Once there lived in the ancient city of Afkar two learned men who hated and belittled each other’s learning. For one of them denied the existence of the gods and the other was a believer.

One day the two met in the marketplace, and amidst their followers they began to dispute and to argue about the existence or the non-existence of the gods. And after hours of contention they parted.

That evening the unbeliever went to the temple and prostrated himself before the altar and prayed the gods to forgive his wayward past.

And the same hour the other learned man, he who had upheld the gods, burned his sacred books. For he had become an unbeliever.

--Kahlil Gibran

All too often we have much more in common with each other than we realize. So why do we choose to squabble about our slight differences instead of banding together over our shared similarities? And why must we have to agree with another’s viewpoints in order to like or even respect the other person? So much war and pain and suffering is caused by the contention of points which can never even be proven definitively one way or the other. Look no further than the holy wars (both ancient and modern day) to see that battle played out on both sides. It’s a real shame.
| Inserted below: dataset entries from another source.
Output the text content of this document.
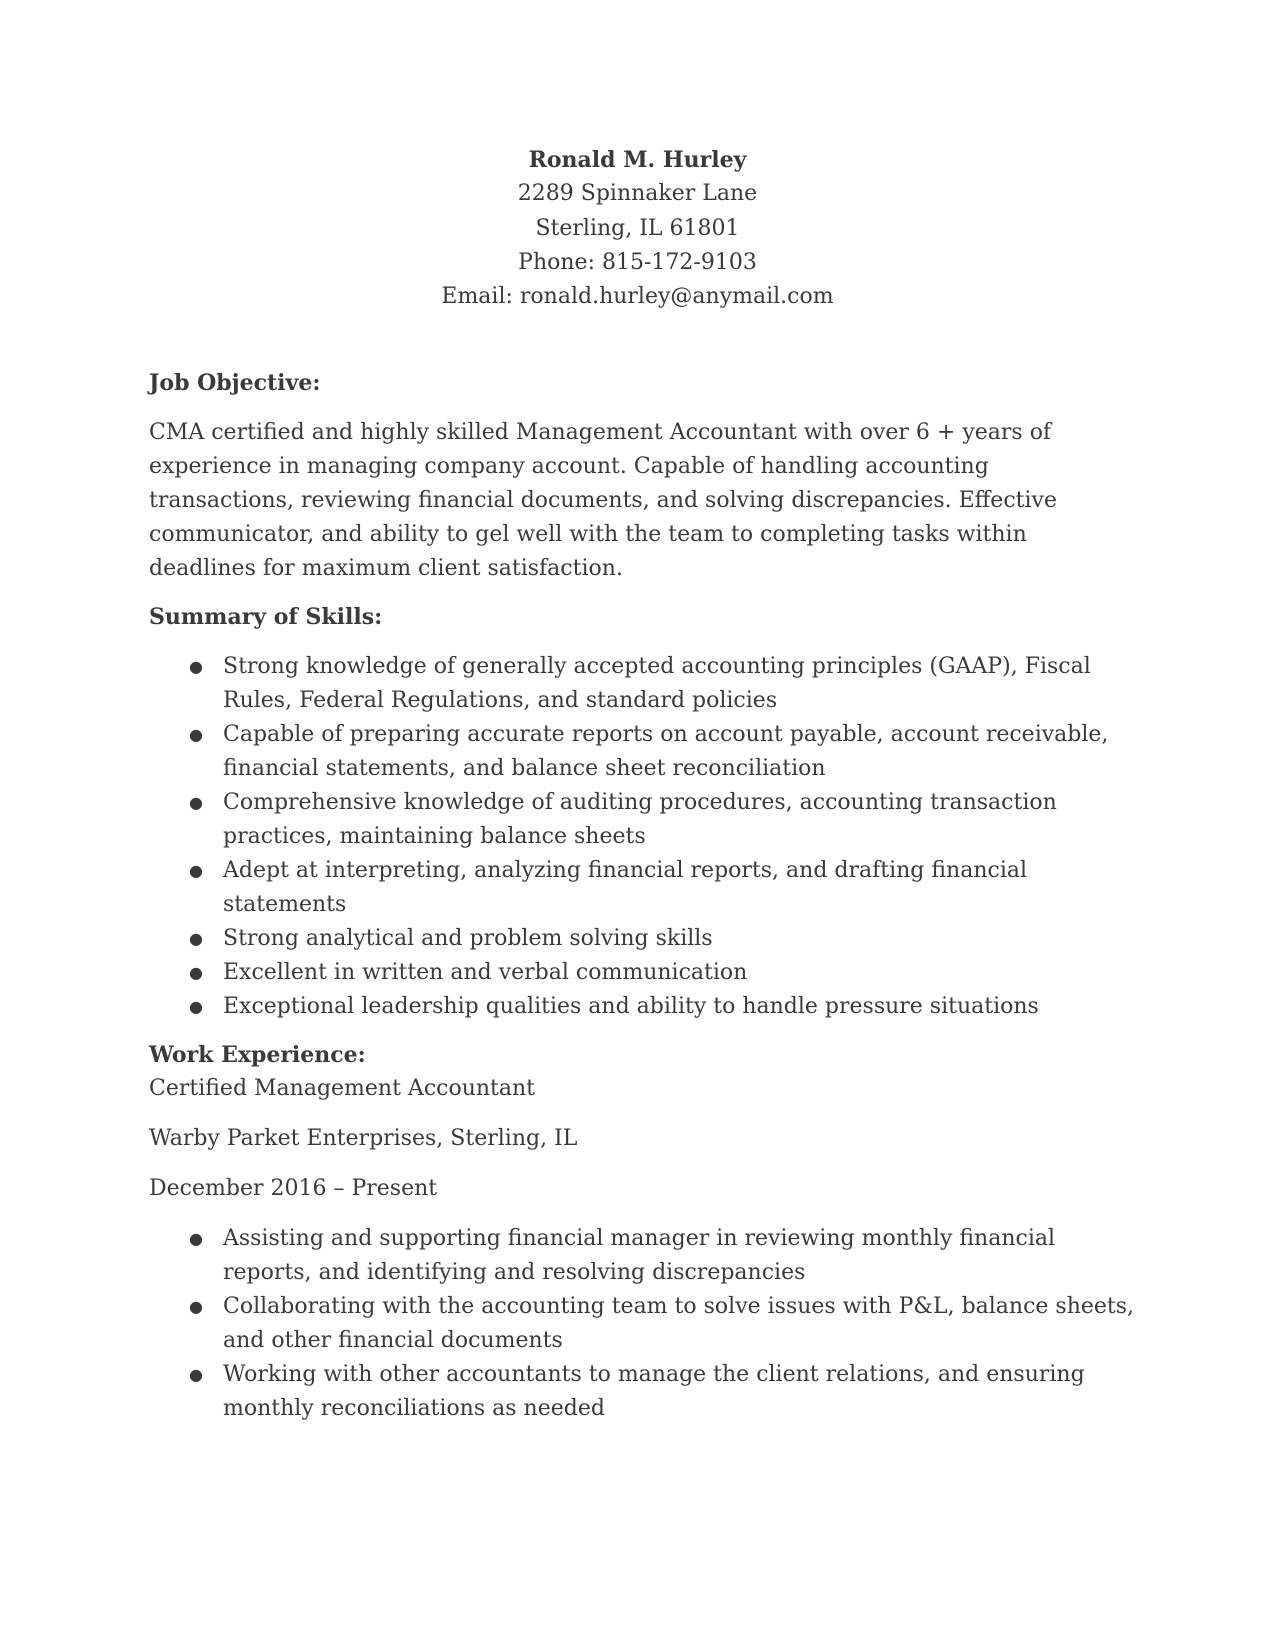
Ronald M. Hurley
2289 Spinnaker Lane
Sterling, IL 61801
Phone: 815-172-9103
Email: ronald.hurley@anymail.com

Job Objective:

CMA certified and highly skilled Management Accountant with over 6 + years of experience in managing company account. Capable of handling accounting transactions, reviewing financial documents, and solving discrepancies. Effective communicator, and ability to gel well with the team to completing tasks within deadlines for maximum client satisfaction.

Summary of Skills:

● Strong knowledge of generally accepted accounting principles (GAAP), Fiscal Rules, Federal Regulations, and standard policies
● Capable of preparing accurate reports on account payable, account receivable, financial statements, and balance sheet reconciliation
● Comprehensive knowledge of auditing procedures, accounting transaction practices, maintaining balance sheets
● Adept at interpreting, analyzing financial reports, and drafting financial statements
● Strong analytical and problem solving skills
● Excellent in written and verbal communication
● Exceptional leadership qualities and ability to handle pressure situations

Work Experience:

Certified Management Accountant

Warby Parket Enterprises, Sterling, IL

December 2016 – Present

● Assisting and supporting financial manager in reviewing monthly financial reports, and identifying and resolving discrepancies
● Collaborating with the accounting team to solve issues with P&L, balance sheets, and other financial documents
● Working with other accountants to manage the client relations, and ensuring monthly reconciliations as needed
Our beliefs are so deeply ingrained into us that we rarely question them, and we would rather die (or better yet, kill our opposition) than risk abandoning them or conceding defeat. Honestly, though, there’s nothing wrong with being, well, wrong. It takes a brave and wise person to admit a mistake, after all.
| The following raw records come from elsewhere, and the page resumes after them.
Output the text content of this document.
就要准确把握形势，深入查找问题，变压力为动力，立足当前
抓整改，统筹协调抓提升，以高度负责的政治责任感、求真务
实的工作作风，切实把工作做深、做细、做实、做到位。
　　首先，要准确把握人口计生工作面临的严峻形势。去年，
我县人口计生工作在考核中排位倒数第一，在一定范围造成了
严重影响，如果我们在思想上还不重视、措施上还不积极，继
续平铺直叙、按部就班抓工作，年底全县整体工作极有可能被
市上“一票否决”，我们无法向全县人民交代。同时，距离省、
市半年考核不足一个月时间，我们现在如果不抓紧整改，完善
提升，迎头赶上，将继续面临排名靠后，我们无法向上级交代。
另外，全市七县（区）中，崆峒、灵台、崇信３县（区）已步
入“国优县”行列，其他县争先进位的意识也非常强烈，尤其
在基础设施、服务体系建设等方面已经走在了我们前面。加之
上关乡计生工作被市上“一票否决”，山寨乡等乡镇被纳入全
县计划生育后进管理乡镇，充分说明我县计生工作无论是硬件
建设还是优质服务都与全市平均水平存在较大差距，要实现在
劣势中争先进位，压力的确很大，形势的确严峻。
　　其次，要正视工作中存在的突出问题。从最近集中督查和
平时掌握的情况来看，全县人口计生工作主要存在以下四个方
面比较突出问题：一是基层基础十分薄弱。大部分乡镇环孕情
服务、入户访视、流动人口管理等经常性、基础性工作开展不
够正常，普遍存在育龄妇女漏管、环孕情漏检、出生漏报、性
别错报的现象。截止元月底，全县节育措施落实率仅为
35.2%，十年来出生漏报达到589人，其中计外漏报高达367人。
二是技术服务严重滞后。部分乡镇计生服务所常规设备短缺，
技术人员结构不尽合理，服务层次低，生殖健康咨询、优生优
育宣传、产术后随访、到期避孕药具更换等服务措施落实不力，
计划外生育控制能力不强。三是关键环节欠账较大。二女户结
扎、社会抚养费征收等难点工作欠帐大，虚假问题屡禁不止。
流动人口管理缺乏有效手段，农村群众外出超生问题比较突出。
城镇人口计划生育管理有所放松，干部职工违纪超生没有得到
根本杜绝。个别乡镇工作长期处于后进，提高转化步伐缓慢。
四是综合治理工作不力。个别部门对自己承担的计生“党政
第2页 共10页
But even at that, we don’t have to give up on our faith. Just as there’s no need to convert everyone else to our way of thinking, there’s also no reason to drop our old beliefs and pick up something else on a whim. No, there’s a lovely concept known as an amiable “agreement to disagree” that seems to be a sure-fire end to conflict and dissent.

After all, “diversity” isn’t just a way to look progressive and get more funding…it’s what makes the world go ‘round.


Lindsey said...

You know, this has been a topic of frequent conversation for myself and others since moving to St. Louis. I think it is because WashU is primarily catholic and jewish (strange, yes). It makes for some interesting differences. =P

A new horse, really? Lolita is a pretty name even if it does remind me of a 12 year old nymphet.

Mozart said...

It's an interesting topic, for sure, and it's not just a religous thing, either. It seems to be the overarching societal competitive/antagonistic mindset. Shame.

And, well, the Lola horse didn't work out, so my mom and I are going to look at another one tonight (to "replace" Shorty, even though naturally he's irreplaceable). If we end up buying a gelding (boy), I SOOO wanna name it Rocketdog!